La deuxième origine c’est la  dynamique du marché. Sa logique est celle de l’offre et de la demande. Elle est implacable : puisque certains sont  prêts à offrir quelque chose (du sperme, un ventre, etc…), et que d’autres sont dans la demande de cette même chose (des couples d’hommes ou de femmes, etc), pourquoi ne pas favoriser l’échange entre ces personnes, et pour cela développer des intermédiaires, qui bien sûr feront leur beurre de cette transaction. Le marché n’a pas de limites : là où il y de l’offre et de la demande, il y a des affaires à faire. Peu importe que cela ait trait à l’intime, au corps…Qui peut lutter contre ça ?

La troisième origine, qui est liée à la deuxième, c’est la dynamique de d’individualisation de la société. La perspective de la liberté et de l’autonomie est devenue dominante, elle a envahi tout le champ de la réflexion. Centrée sur la réalisation des désirs individuels, elle est également infinie puisque par définition, le désir est sans limite. C’est « mon corps », « mon envie », « mon projet ». Elle ne supporte aucun interdit, tant que les « victimes » (enfants à naître, embryons, enfants sans père) n’ont pas la parole pour opposer à ce « droit à » la violence qu’ils subissent.

On pourrait se résigner, tellement ces trois dynamiques sont fortes et viennent de loin.

Pour autant trois antidotes, encore plus profonds,  me semblent possibles.

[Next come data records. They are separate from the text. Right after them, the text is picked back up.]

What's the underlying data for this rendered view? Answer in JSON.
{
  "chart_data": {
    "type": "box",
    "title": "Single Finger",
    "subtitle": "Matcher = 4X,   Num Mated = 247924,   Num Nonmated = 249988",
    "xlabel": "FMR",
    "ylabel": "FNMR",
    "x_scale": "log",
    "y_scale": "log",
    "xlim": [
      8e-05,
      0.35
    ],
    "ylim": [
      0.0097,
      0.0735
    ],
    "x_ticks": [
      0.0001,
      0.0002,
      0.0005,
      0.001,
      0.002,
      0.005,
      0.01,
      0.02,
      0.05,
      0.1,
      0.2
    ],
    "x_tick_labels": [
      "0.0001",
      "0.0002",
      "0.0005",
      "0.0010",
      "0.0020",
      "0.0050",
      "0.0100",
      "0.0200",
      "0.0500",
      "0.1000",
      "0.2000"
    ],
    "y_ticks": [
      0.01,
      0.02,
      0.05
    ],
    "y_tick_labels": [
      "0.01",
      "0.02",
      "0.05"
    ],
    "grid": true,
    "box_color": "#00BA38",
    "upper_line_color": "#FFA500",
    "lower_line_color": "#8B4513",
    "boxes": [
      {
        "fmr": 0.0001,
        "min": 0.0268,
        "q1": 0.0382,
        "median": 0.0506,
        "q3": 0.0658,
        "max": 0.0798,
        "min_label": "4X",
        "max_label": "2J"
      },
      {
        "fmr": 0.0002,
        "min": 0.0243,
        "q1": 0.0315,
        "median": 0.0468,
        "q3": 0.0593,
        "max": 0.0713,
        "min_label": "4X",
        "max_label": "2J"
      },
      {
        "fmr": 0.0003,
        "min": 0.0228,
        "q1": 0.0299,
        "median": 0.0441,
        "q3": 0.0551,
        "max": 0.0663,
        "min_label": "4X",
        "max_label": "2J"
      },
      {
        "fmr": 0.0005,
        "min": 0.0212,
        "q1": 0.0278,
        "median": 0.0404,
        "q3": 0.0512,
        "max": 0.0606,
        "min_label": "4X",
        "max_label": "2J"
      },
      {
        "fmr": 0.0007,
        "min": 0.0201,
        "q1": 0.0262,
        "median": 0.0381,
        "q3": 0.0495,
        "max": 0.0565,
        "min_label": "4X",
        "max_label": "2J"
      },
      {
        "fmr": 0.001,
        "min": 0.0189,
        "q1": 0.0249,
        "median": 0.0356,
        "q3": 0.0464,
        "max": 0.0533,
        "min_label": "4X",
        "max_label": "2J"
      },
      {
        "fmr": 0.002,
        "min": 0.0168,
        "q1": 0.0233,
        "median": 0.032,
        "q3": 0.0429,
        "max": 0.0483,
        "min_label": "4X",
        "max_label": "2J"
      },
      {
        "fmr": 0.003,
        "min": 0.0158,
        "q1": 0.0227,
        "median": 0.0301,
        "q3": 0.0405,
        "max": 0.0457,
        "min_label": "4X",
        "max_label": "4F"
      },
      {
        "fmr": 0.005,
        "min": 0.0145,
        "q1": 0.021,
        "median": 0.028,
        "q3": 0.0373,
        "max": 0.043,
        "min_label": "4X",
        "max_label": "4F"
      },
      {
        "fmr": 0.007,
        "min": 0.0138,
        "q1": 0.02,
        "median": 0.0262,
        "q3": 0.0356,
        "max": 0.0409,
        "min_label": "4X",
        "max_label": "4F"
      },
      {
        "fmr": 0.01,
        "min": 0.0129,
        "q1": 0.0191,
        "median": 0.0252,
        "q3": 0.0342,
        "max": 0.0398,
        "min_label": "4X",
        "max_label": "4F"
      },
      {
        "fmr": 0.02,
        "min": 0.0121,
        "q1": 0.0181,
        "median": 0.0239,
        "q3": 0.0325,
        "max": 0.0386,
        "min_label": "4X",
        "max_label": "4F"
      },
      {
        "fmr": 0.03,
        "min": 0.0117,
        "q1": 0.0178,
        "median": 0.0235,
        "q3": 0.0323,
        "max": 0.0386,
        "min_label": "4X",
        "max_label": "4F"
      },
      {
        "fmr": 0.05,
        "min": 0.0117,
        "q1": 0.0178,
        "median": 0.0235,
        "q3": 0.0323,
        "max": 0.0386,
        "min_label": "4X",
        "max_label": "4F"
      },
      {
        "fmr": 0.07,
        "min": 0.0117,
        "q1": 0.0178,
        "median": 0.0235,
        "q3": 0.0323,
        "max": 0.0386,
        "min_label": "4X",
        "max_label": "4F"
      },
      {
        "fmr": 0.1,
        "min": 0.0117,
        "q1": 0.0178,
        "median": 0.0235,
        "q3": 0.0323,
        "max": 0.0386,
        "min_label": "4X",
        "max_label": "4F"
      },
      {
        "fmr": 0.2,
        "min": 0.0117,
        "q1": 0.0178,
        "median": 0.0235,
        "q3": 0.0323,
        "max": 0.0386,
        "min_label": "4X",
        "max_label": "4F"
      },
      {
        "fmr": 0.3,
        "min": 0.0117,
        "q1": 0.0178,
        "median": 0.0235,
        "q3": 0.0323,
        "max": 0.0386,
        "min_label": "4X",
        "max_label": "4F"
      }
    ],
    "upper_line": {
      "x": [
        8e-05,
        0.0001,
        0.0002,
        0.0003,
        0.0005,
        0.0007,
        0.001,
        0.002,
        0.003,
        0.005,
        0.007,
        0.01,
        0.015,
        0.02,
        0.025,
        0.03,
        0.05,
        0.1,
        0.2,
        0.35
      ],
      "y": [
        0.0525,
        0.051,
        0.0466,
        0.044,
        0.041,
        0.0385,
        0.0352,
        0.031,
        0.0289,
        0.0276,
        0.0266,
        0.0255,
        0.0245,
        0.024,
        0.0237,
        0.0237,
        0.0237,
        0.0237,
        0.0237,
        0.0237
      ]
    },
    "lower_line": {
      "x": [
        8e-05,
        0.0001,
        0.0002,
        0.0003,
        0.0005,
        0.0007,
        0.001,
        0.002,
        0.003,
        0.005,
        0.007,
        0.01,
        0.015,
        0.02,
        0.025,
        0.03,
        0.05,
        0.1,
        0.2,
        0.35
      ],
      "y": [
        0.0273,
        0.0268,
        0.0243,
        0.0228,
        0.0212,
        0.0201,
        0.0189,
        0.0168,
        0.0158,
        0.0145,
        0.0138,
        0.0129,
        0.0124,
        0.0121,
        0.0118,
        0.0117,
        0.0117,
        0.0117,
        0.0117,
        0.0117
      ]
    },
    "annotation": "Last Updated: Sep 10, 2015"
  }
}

Le premier « antidote » possible, c’est le recours au sacré. Car la dignité humaine a bien avoir avec la notion d’absolu. Toutes les transgressions actuelles (depuis l’IVG-IMG) commencent par des compromis, des marchandages, des dosages ; et on se dit qu’on n’ira pas plus loin. Mais en fait, si l’on franchit une ligne rouge, même de quelques millimètres, on a déjà renoncé à la dignité ; donc cela tient jusqu’au prochain compromis. Il y a bien sûr une différence de degré entre une IMG à 8 mois, et  une pilule du lendemain…mais pas de nature. La dignité de la personne depuis la conception renvoie à une forme d’absolu, elle est une conséquence de la dimension sacrée de la personne contenue dans la phrase biblique : « Dieu fit l’homme à son image ». Le retour du sacré, dont on constate de multiples formes dans la société, peut ici rejoindre la préoccupation éthique.

Deuxième antidote possible : la  dynamique écologique. On constate la force de cette tendance sur le plan environnemental. Mais cette intuition qu’il faut revenir à la nature, au respect de l’environnement,  au « prendre soin », sous peine d’une catastrophe planétaire, n’est-il pas transposable à l’homme ? Chacun peut percevoir que la procréation in vivo est plus naturelle que la PMA, et que c’est une chose bonne….de la manière que l’on a pris conscience qu’il est plus sain, « plus bon », d’utiliser des savons sans polluants, de rouler en vélo, de ne pas tuer inutilement des animaux, etc…Cette transposition à l‘humain- qui fait partie de la nature – est encore peu développée, mais il y a là un potentiel immense, une dynamique d’une puissance phénoménale.

Enfin troisième antidote : c’est la rencontre, l’émerveillement – l’amitié, devant des personnes vulnérables. Toutes les techniques eugénistes déjà l’œuvre, et que l’on souhaite amplifier, répondent à l’angoisse devant la différence et la fragilité. Une angoisse compréhensible. Mais qui relève parfois de la méconnaissance : comment expliquer la traque obsessionnelle, et anxiogène pour les femmes enceintes, de la trisomie 21, alors même que d’autres handicaps sont beaucoup plus graves ? Parallèlement, combien de personnes ont découvert la richesse des plus fragiles, en terme d’humanité, de sensibilité, etc…Il y a là un trésor que notre société commence à découvrir, timidement, à travers l’école, l’entreprise, les arts, etc…

Voilà trois réponses qui permettent d’envisager un reflux de la vague, pas forcément tout de suite, mais à vue humaine. D’autant que ces trois voies, si elles peuvent être envisagées séparément, sont également convergentes. Oui, l’espérance est là.